Introductory Note
Unless otherwise indicated or unless the context requires otherwise, all references in this report to “we,” “us,” “our,” “our company,” “the company” or “Digital Realty” refer to Digital Realty Trust, Inc., together with its consolidated subsidiaries, including Digital Realty Trust, L.P., our “operating partnership.”
Item 1.01. Entry into a Material Definitive Agreement.
On April 5, 2022, the operating partnership entered into an amendment (the “Amendment”) to the Second Amended and Restated Global Senior Credit Agreement, dated as of November 18, 2021 (as amended, restated, amended and restated, supplemented or otherwise modified from time to time, the “Credit Agreement”), by and among the operating partnership, each of the borrowers and guarantors party thereto, the banks, financial institutions and other institutional lenders listed therein, as lenders, each issuing bank and swing line bank as listed therein, and Citibank, N.A. (“Citibank”), as administrative agent.
The Amendment provides for, among other things: (1) an increase in the size of the revolving credit facility from $3.0 billion to $3.75 billion and (2) the transition from U.S. dollar London Interbank Offered Rate (LIBOR) to Term Secured Overnight Financing Rate (SOFR) for floating rate borrowings denominated in U.S. dollars for all purposes under the Credit Agreement.
The foregoing is a summary of the material terms of the Amendment.
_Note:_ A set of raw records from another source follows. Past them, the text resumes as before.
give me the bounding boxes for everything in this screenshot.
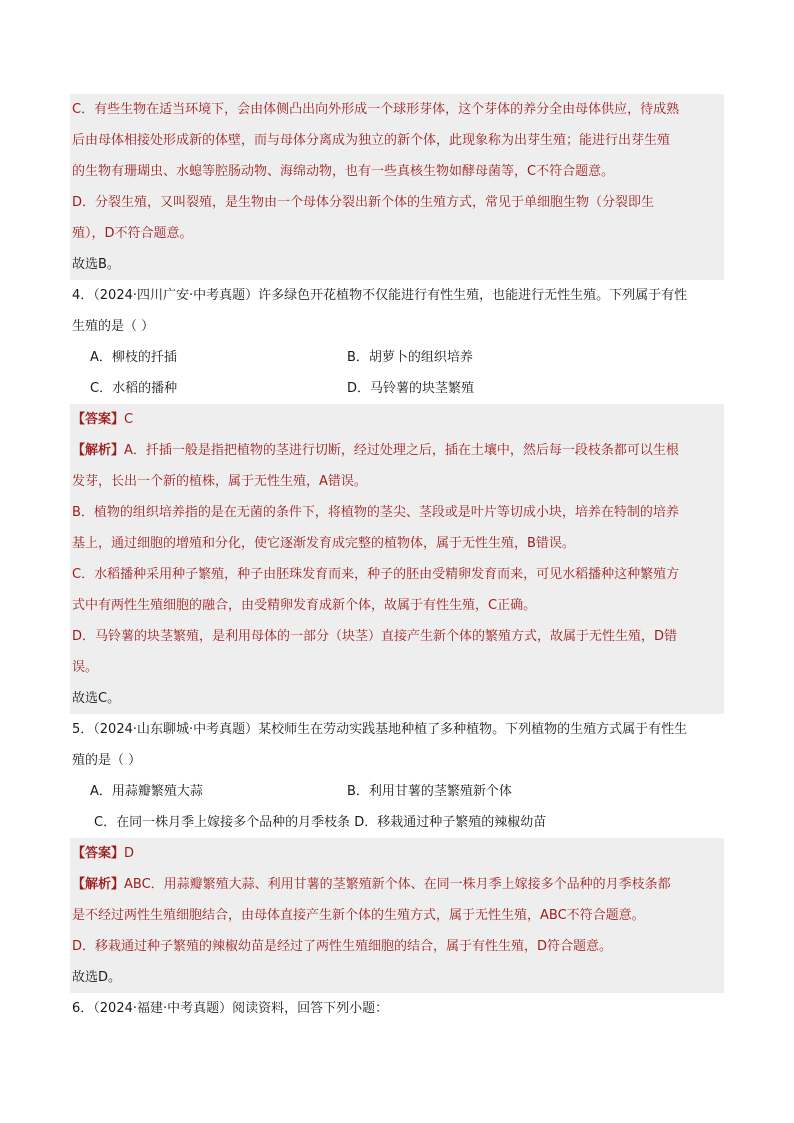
option-b: B．胡萝卜的组织培养 [347,350,473,365]
explanation-line: C．有些生物在适当环境下，会由体侧凸出向外形成一个球形芽体，这个芽体的养分全由母体供应，待成熟 [72,102,680,117]
analysis-tag: 【解析】 [72,443,125,458]
answer-block-q4 [70,404,724,714]
answer-line [70,404,724,435]
option-a: A．用蒜瓣繁殖大蒜 [90,784,203,799]
option-c: C．水稻的播种 [90,381,178,396]
answer-block-q5 [70,838,724,993]
analysis-line: 基上，通过细胞的增殖和分化，使它逐渐发育成完整的植物体，属于无性生殖，B错误。 [72,536,575,551]
explanation-line: 的生物有珊瑚虫、水螅等腔肠动物、海绵动物，也有一些真核生物如酵母菌等，C不符合题意。 [72,164,615,179]
answer-explanation-block-prev [70,94,724,280]
question-4 [70,280,724,404]
analysis-line: 发芽，长出一个新的植株，属于无性生殖，A错误。 [72,474,367,489]
analysis-line [70,435,724,466]
explanation-line: 后由母体相接处形成新的体壁，而与母体分离成为独立的新个体，此现象称为出芽生殖；能进行出芽生殖 [72,133,671,148]
question-stem-line: 4．（2024·四川广安·中考真题）许多绿色开花植物不仅能进行有性生殖，也能进行无性生殖。下列属于有性 [72,288,688,303]
analysis-line: D．马铃薯的块茎繁殖，是利用母体的一部分（块茎）直接产生新个体的繁殖方式，故属于无性生殖，D错 [72,629,678,644]
analysis-line: C．水稻播种采用种子繁殖，种子由胚珠发育而来，种子的胚由受精卵发育而来，可见水稻播种这种繁殖方 [72,567,680,582]
options-row [70,373,724,404]
analysis-line [70,869,724,900]
question-5 [70,714,724,838]
answer-value: C [124,412,134,427]
conclusion-line: 故选D。 [72,970,122,985]
answer-tag: 【答案】 [72,412,125,427]
explanation-line: D．分裂生殖，又叫裂殖，是生物由一个母体分裂出新个体的生殖方式，常见于单细胞生物（分裂即生 [72,195,655,210]
answer-value: D [124,846,135,861]
option-d: D．马铃薯的块茎繁殖 [347,381,475,396]
options-row [70,776,724,807]
option-a: A．柳枝的扦插 [90,350,177,365]
option-b: B．利用甘薯的茎繁殖新个体 [347,784,512,799]
analysis-line: 误。 [72,660,99,675]
page [70,94,724,1024]
options-row [70,342,724,373]
analysis-text: ABC．用蒜瓣繁殖大蒜、利用甘薯的茎繁殖新个体、在同一株月季上嫁接多个品种的月季枝条都 [124,877,671,892]
explanation-line: 殖），D不符合题意。 [72,226,193,241]
analysis-line: 式中有两性生殖细胞的融合，由受精卵发育成新个体，故属于有性生殖，C正确。 [72,598,537,613]
question-stem-line: 殖的是（ ） [72,753,142,768]
question-stem-line: 生殖的是（ ） [72,319,155,334]
answer-tag: 【答案】 [72,846,125,861]
question-stem-line: 6．（2024·福建·中考真题）阅读资料，回答下列小题： [72,1001,389,1016]
analysis-line: D．移栽通过种子繁殖的辣椒幼苗是经过了两性生殖细胞的结合，属于有性生殖，D符合题意。 [72,939,613,954]
analysis-line: 是不经过两性生殖细胞结合，由母体直接产生新个体的生殖方式，属于无性生殖，ABC不符合题意。 [72,908,645,923]
conclusion-line: 故选C。 [72,691,121,706]
question-stem-line: 5．（2024·山东聊城·中考真题）某校师生在劳动实践基地种植了多种植物。下列植物的生殖方式属于有性生 [72,722,688,737]
analysis-tag: 【解析】 [72,877,125,892]
conclusion-line: 故选B。 [72,257,120,272]
analysis-text: A．扦插一般是指把植物的茎进行切断，经过处理之后，插在土壤中，然后每一段枝条都可以生根 [124,443,679,458]
options-row-cd: C．在同一株月季上嫁接多个品种的月季枝条 D．移栽通过种子繁殖的辣椒幼苗 [94,815,547,830]
analysis-line: B．植物的组织培养指的是在无菌的条件下，将植物的茎尖、茎段或是叶片等切成小块，培养在特制的培养 [72,505,679,520]
answer-line [70,838,724,869]
question-6 [70,993,724,1024]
The summary does not purport to be complete and is qualified in its entirety by reference to the Amendment, which will be filed as an exhibit to our Quarterly Report on Form 10-Q for the fiscal quarter ending March 31, 2022.
Item 2.03 Creation of a Direct Financial Obligation or an Obligation under an Off-Balance Sheet Arrangement of a Registrant.
The description of the Amendment to the Credit Agreement in Item 1.01 of this Form 8-K is incorporated by reference into this Item 2.03.